The demo tracks actual wall-clock frame time rather than the target rate, so the displayed FPS reflects real rendering cost. This timing pattern is easy to add to any app:

julia
@kwdef mutable struct MyApp <: Model
    last_time::Float64 = time()
    fps_history::Vector{Float64} = Float64[]
end

function Tachikoma.view(m::MyApp, f::Frame)
    now = time()
    fps = 1.0 / max(now - m.last_time, 0.0001)
    m.last_time = now
    push!(m.fps_history, fps)
    while length(m.fps_history) > 200; popfirst!(m.fps_history); end
    render(Sparkline(m.fps_history; style=tstyle(:primary)), f.area, f.buffer)
end
fps demo
fps_demo example

Rendering Pipeline

Every frame follows the same efficient path:

  1. Event poll — non-blocking poll_event() reads keyboard/mouse input

  2. Update — your update!(model, event) mutates state

  3. View — your view(model, frame) renders into a fresh Buffer

  4. Diff — the framework compares the new buffer against the previous frame

  5. Flush — only changed cells are written to the terminal via ANSI escape sequences

This diff-and-flush approach means that a mostly-static UI (e.g., a form with a blinking cursor) writes only a few bytes per frame, even at 60fps.

Double Buffering

Tachikoma maintains two Buffer instances.

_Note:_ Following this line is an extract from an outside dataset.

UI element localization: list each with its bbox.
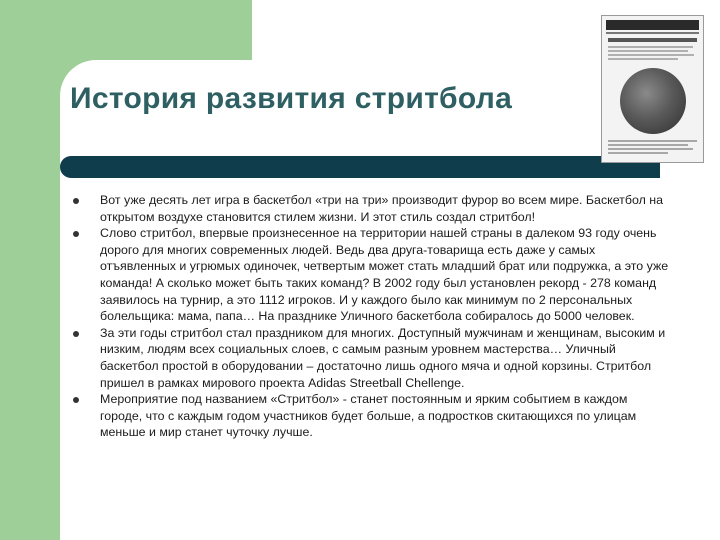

Each frame, your view function writes into the "back" buffer. After rendering, the framework diffs back vs. front, emits the minimal escape sequences, then swaps the buffers. This eliminates flicker and keeps write volume proportional to what actually changed.

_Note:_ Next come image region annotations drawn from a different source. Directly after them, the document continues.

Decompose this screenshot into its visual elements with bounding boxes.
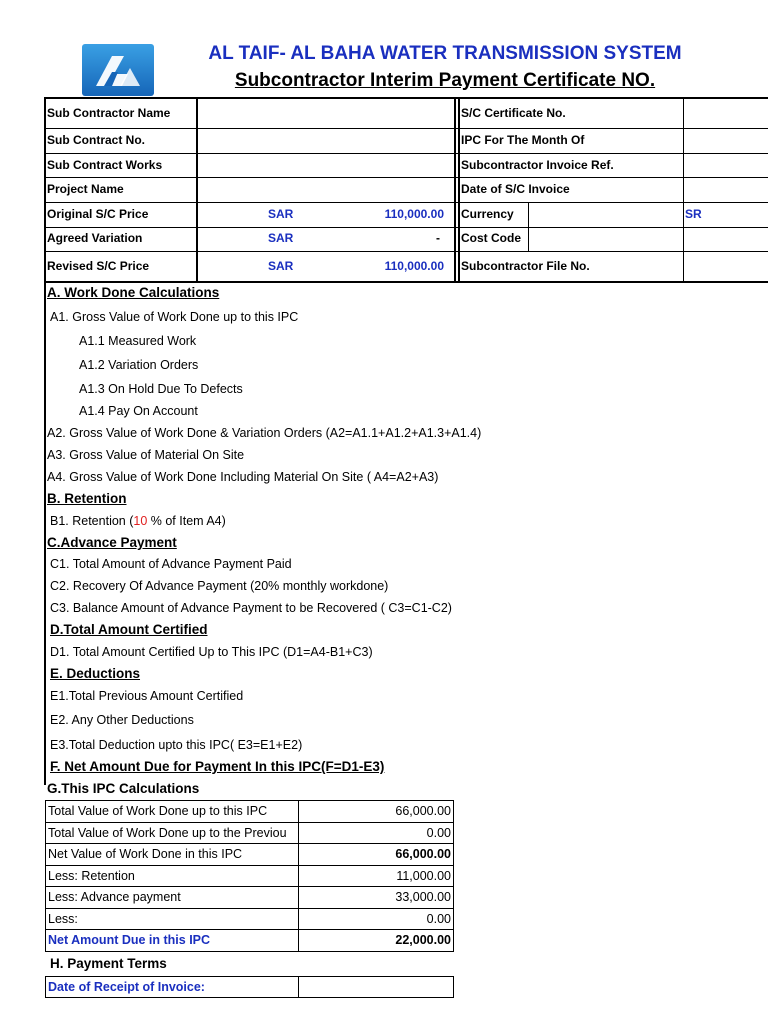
table-row — [46, 844, 454, 866]
section-f-title: F. Net Amount Due for Payment In this IPC(F=D1-E3) — [50, 759, 385, 774]
table-row — [46, 977, 454, 998]
ipc-row-label: Total Value of Work Done up to this IPC — [46, 801, 299, 823]
section-g-title: G.This IPC Calculations — [47, 781, 200, 796]
item-a1-3: A1.3 On Hold Due To Defects — [79, 382, 243, 396]
item-e1: E1.Total Previous Amount Certified — [50, 689, 244, 703]
receipt-date-value — [299, 977, 454, 998]
item-c1: C1. Total Amount of Advance Payment Paid — [50, 557, 292, 571]
label-currency: Currency — [461, 207, 514, 221]
item-a1-4: A1.4 Pay On Account — [79, 404, 198, 418]
agreed-variation-currency: SAR — [268, 231, 294, 245]
body-left-border — [44, 283, 46, 785]
original-price-amount: 110,000.00 — [384, 207, 444, 221]
table-row — [46, 865, 454, 887]
subcontract-details-grid — [44, 97, 768, 283]
item-d1: D1. Total Amount Certified Up to This IPC (D1=A4-B1+C3) — [50, 645, 373, 659]
item-c2: C2. Recovery Of Advance Payment (20% monthly workdone) — [50, 579, 389, 593]
item-b1 — [50, 514, 226, 528]
item-b1-suffix: % of Item A4) — [147, 514, 226, 528]
section-e-title: E. Deductions — [50, 666, 141, 681]
net-amount-value: 22,000.00 — [299, 930, 454, 952]
ipc-row-value: 0.00 — [299, 822, 454, 844]
company-logo-icon — [82, 44, 154, 96]
label-cost-code: Cost Code — [461, 231, 521, 245]
table-row — [46, 887, 454, 909]
item-e3: E3.Total Deduction upto this IPC( E3=E1+E2) — [50, 738, 303, 752]
label-original-price: Original S/C Price — [47, 207, 149, 221]
ipc-calculations-table — [45, 800, 454, 952]
ipc-row-label: Total Value of Work Done up to the Previou — [46, 822, 299, 844]
ipc-row-label: Less: Advance payment — [46, 887, 299, 909]
retention-percent: 10 — [133, 514, 148, 528]
label-agreed-variation: Agreed Variation — [47, 231, 143, 245]
label-file-no: Subcontractor File No. — [461, 259, 590, 273]
label-revised-price: Revised S/C Price — [47, 259, 150, 273]
section-c-title: C.Advance Payment — [47, 535, 177, 550]
ipc-row-value: 11,000.00 — [299, 865, 454, 887]
revised-price-currency: SAR — [268, 259, 294, 273]
table-row — [46, 801, 454, 823]
payment-terms-table — [45, 976, 454, 998]
original-price-currency: SAR — [268, 207, 294, 221]
agreed-variation-amount: - — [436, 231, 440, 245]
ipc-row-value: 66,000.00 — [299, 801, 454, 823]
table-row — [46, 822, 454, 844]
label-project-name: Project Name — [47, 182, 124, 196]
table-row — [46, 930, 454, 952]
label-certificate-no: S/C Certificate No. — [461, 106, 566, 120]
item-a3: A3. Gross Value of Material On Site — [47, 448, 245, 462]
receipt-date-label: Date of Receipt of Invoice: — [46, 977, 299, 998]
currency-value: SR — [685, 207, 702, 221]
ipc-row-value: 33,000.00 — [299, 887, 454, 909]
section-d-title: D.Total Amount Certified — [50, 622, 208, 637]
ipc-row-value: 66,000.00 — [299, 844, 454, 866]
item-a1-1: A1.1 Measured Work — [79, 334, 197, 348]
section-h-title: H. Payment Terms — [50, 956, 167, 971]
ipc-row-label: Less: — [46, 908, 299, 930]
document-title: AL TAIF- AL BAHA WATER TRANSMISSION SYSTEM — [208, 43, 682, 64]
item-b1-prefix: B1. Retention ( — [50, 514, 134, 528]
label-sub-contractor-name: Sub Contractor Name — [47, 106, 171, 120]
item-c3: C3. Balance Amount of Advance Payment to be Recovered ( C3=C1-C2) — [50, 601, 452, 615]
table-row — [46, 908, 454, 930]
net-amount-label: Net Amount Due in this IPC — [46, 930, 299, 952]
label-ipc-month: IPC For The Month Of — [461, 133, 585, 147]
revised-price-amount: 110,000.00 — [384, 259, 444, 273]
item-a4: A4. Gross Value of Work Done Including Material On Site ( A4=A2+A3) — [47, 470, 439, 484]
label-sub-contract-no: Sub Contract No. — [47, 133, 145, 147]
label-invoice-ref: Subcontractor Invoice Ref. — [461, 158, 614, 172]
section-a-title: A. Work Done Calculations — [47, 285, 220, 300]
ipc-row-value: 0.00 — [299, 908, 454, 930]
item-e2: E2. Any Other Deductions — [50, 713, 194, 727]
item-a2: A2. Gross Value of Work Done & Variation Orders (A2=A1.1+A1.2+A1.3+A1.4) — [47, 426, 482, 440]
ipc-row-label: Net Value of Work Done in this IPC — [46, 844, 299, 866]
ipc-row-label: Less: Retention — [46, 865, 299, 887]
label-invoice-date: Date of S/C Invoice — [461, 182, 570, 196]
label-sub-contract-works: Sub Contract Works — [47, 158, 163, 172]
item-a1: A1. Gross Value of Work Done up to this IPC — [50, 310, 299, 324]
section-b-title: B. Retention — [47, 491, 127, 506]
item-a1-2: A1.2 Variation Orders — [79, 358, 199, 372]
document-subtitle: Subcontractor Interim Payment Certificate NO. — [234, 70, 656, 91]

Performance Characteristics

MetricTypicalNotes
Frame budget at 60fps16.6msTime available per frame
View render (simple app)0.1–0.5msBlock + Paragraph + StatusBar
View render (dashboard)1–3msMultiple widgets, sparklines, gauges
View render (stress test)5–12ms8 sparklines + 500 particles + noise
Terminal diff + flush0.05–0.2msProportional to changed cells
Memory per Buffer~0.5 MB200×50 cells × ~50 bytes/cell

Tips for Smooth Rendering

Minimize allocations in view

The view function runs every frame. Avoid allocating vectors, strings, or other heap objects in the hot path. Pre-allocate data buffers in your Model and mutate them:

julia
@kwdef mutable struct MyApp <: Model
    data::Vector{Float64} = zeros(100)  # pre-allocated
    quit::Bool = false
    tick::Int = 0
end

function Tachikoma.view(m::MyApp, f::Frame)
    m.tick += 1
    # Update data in-place instead of creating a new vector
    for i in eachindex(m.data)
        m.data[i] = sin(m.tick * 0.1 + i * 0.2)
    end
    render(Sparkline(m.data; style=tstyle(:primary)), f.area, f.buffer)
end

Use @inbounds for pixel loops

When writing custom canvas or sixel rendering with tight pixel loops, @inbounds eliminates bounds-check overhead:

julia
@inbounds for py in 1:pixel_h
    for px in 1:pixel_w
        set_pixel!(img, px, py, compute_color(px, py))
    end
end

Choose the right rendering backend

Braille rendering (Canvas) is significantly faster than sixel (PixelImage) because it operates on terminal cells rather than individual pixels. Use sixel only when you need pixel-level fidelity:

julia
# Fast: braille canvas — 2×4 dots per cell
canvas = Canvas(40, 20)

# Slower: sixel — ~8×16 pixels per cell
img = PixelImage(40, 20)

Reduce widget count in tight layouts

Each render() call has a small fixed cost. For maximum FPS under heavy load, combine related information into fewer widgets rather than rendering many small ones.